Tees firm Poseidon Plastics has been awarded a £2.6m grant to build a plastics recycling facility that will redirect the equivalent of more than one billion bottles per year out of landfills and the environment.
The grant has come from UK Research and Innovation, the national science and research funding agency, as part of its Smart Sustainable Plastic Packaging (SSSP) challenge.
Using its proprietary technology as a platform, Wilton Centre-based Poseidon said that its mission is to develop a PET (polyethylene terephthalate) plastic recycling infrastructure on an industrial scale.
The grant will be used to commercialise Poseidon’s scientifically proven chemical recycling technology through the construction of its first commercial facility, initially capable of processing 10,000 tonnes per year of waste PET.
Construction is planned to start on Teesside in the second quarter of 2021 and will be completed in 2022.
Poseidon said that the facility will redirect the equivalent of over one billion bottles per year out of landfills and the environment, to instead be repurposed into consumer packaging and other end-uses by Poseidon’s commercial partners.
The company added that the new plant marks the start of its programme to expand its chemical recycling process across the globe, rapidly expanding its output of recycled plastic feedstock, and reducing the use of PET as a ‘single-use’ plastic worldwide.
By completing the supply chain from waste collection and sorting to feedstock production and PET manufacture through to consumer end-use goods, Poseidon will help achieve a UK-first, a fully circular economy for PET plastic.

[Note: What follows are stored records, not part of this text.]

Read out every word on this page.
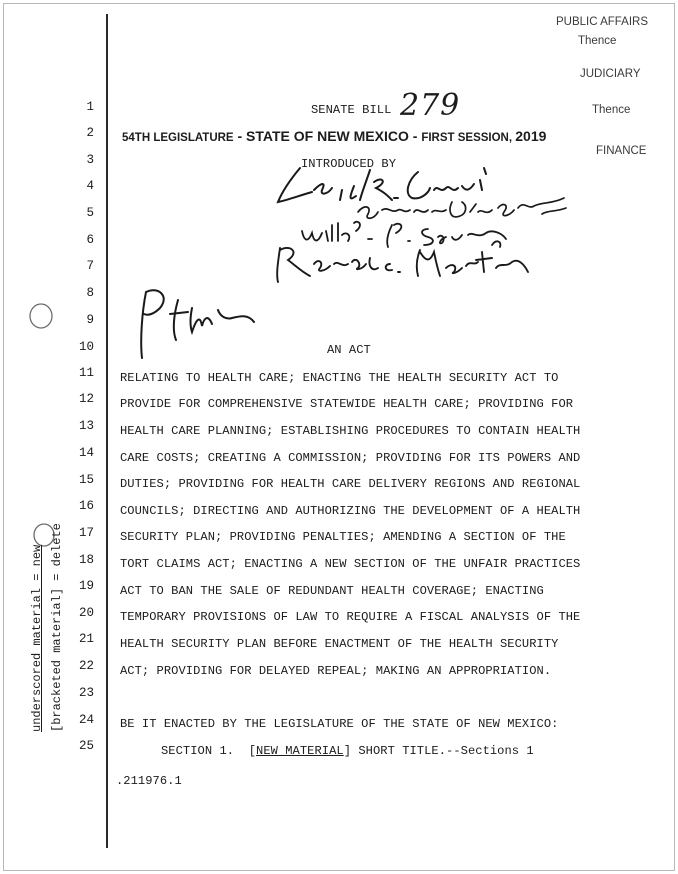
PUBLIC AFFAIRS
Thence
JUDICIARY
Thence
FINANCE
SENATE BILL 279
54TH LEGISLATURE - STATE OF NEW MEXICO - FIRST SESSION, 2019
INTRODUCED BY
1
2
3
4
5
6
7
8
9
10
11
12
13
14
15
16
17
18
19
20
21
22
23
24
25
AN ACT
RELATING TO HEALTH CARE; ENACTING THE HEALTH SECURITY ACT TO
PROVIDE FOR COMPREHENSIVE STATEWIDE HEALTH CARE; PROVIDING FOR
HEALTH CARE PLANNING; ESTABLISHING PROCEDURES TO CONTAIN HEALTH
CARE COSTS; CREATING A COMMISSION; PROVIDING FOR ITS POWERS AND
DUTIES; PROVIDING FOR HEALTH CARE DELIVERY REGIONS AND REGIONAL
COUNCILS; DIRECTING AND AUTHORIZING THE DEVELOPMENT OF A HEALTH
SECURITY PLAN; PROVIDING PENALTIES; AMENDING A SECTION OF THE
TORT CLAIMS ACT; ENACTING A NEW SECTION OF THE UNFAIR PRACTICES
ACT TO BAN THE SALE OF REDUNDANT HEALTH COVERAGE; ENACTING
TEMPORARY PROVISIONS OF LAW TO REQUIRE A FISCAL ANALYSIS OF THE
HEALTH SECURITY PLAN BEFORE ENACTMENT OF THE HEALTH SECURITY
ACT; PROVIDING FOR DELAYED REPEAL; MAKING AN APPROPRIATION.
BE IT ENACTED BY THE LEGISLATURE OF THE STATE OF NEW MEXICO:
SECTION 1.  [NEW MATERIAL] SHORT TITLE.--Sections 1
.211976.1
underscored material = new [bracketed material] = delete
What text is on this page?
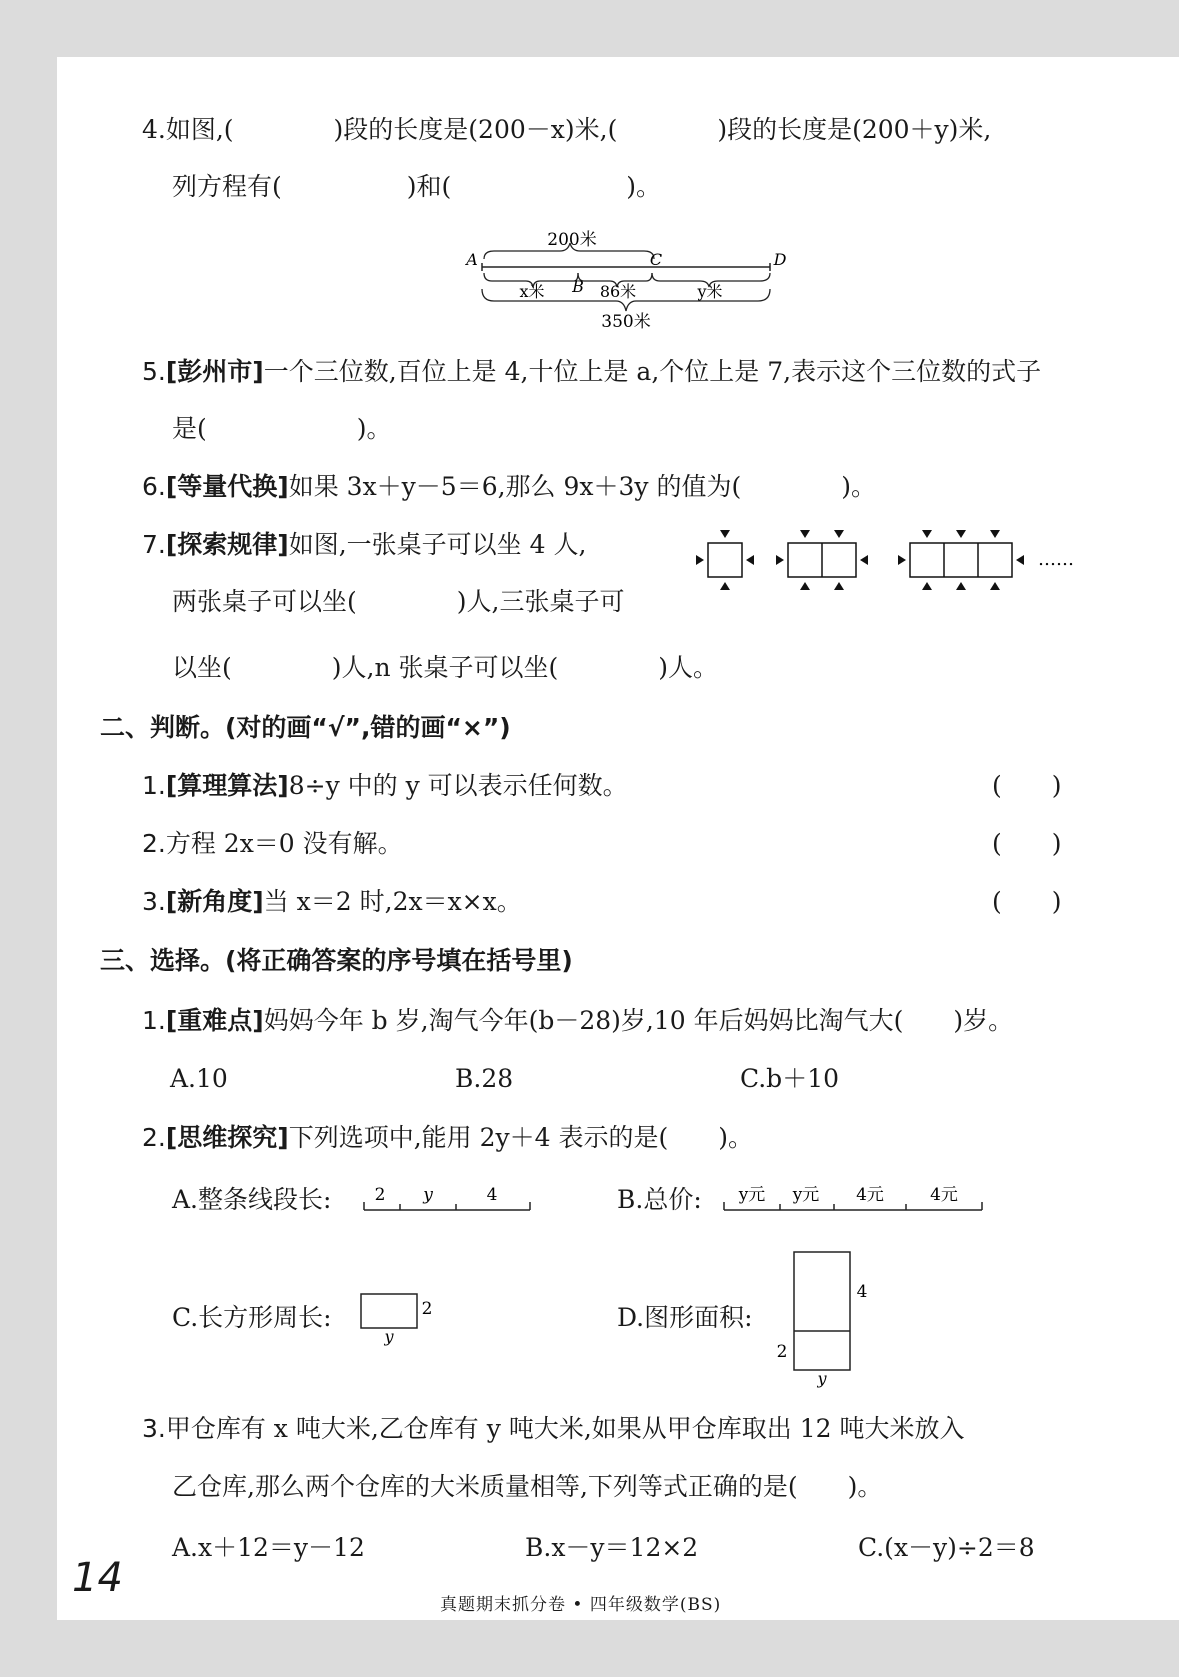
4.如图,(　　　　)段的长度是(200－x)米,(　　　　)段的长度是(200＋y)米,
列方程有(　　　　　)和(　　　　　　　)。
200米
A	C	D
x米 B 86米	y米
350米
5.[彭州市]一个三位数,百位上是 4,十位上是 a,个位上是 7,表示这个三位数的式子
是(　　　　　　)。
6.[等量代换]如果 3x＋y－5＝6,那么 9x＋3y 的值为(　　　　)。
7.[探索规律]如图,一张桌子可以坐 4 人,
两张桌子可以坐(　　　　)人,三张桌子可
以坐(　　　　)人,n 张桌子可以坐(　　　　)人。
……
二、判断。(对的画“√”,错的画“×”)
1.[算理算法]8÷y 中的 y 可以表示任何数。	(　　)
2.方程 2x＝0 没有解。	(　　)
3.[新角度]当 x＝2 时,2x＝x×x。	(　　)
三、选择。(将正确答案的序号填在括号里)
1.[重难点]妈妈今年 b 岁,淘气今年(b－28)岁,10 年后妈妈比淘气大(　　)岁。
A.10	B.28	C.b＋10
2.[思维探究]下列选项中,能用 2y＋4 表示的是(　　)。
A.整条线段长:	2 y	4	B.总价: y元 y元 4元	4元
C.长方形周长:	2
y
D.图形面积:
4
2
y
3.甲仓库有 x 吨大米,乙仓库有 y 吨大米,如果从甲仓库取出 12 吨大米放入
乙仓库,那么两个仓库的大米质量相等,下列等式正确的是(　　)。
A.x＋12＝y－12	B.x－y＝12×2	C.(x－y)÷2＝8
14
真题期末抓分卷 • 四年级数学(BS)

Martin Atkins, CEO of Poseidon Plastics, said: “We are delighted that the potential of our technology has been recognised by the government through UK Research and Innovation.
“This grant, as part of UKRI’s SSPP challenge, represents a significant and tangible commercial step on our way to achieving our ambitious, global-scale recycling targets.”
“With the help of Alpek Polyester and our other partners, the new Teesside plant will evidence the scalability of our advanced recycling process and help us towards our core goal of making an immediate, significant, and sustainable impact on the global issue of plastic waste.”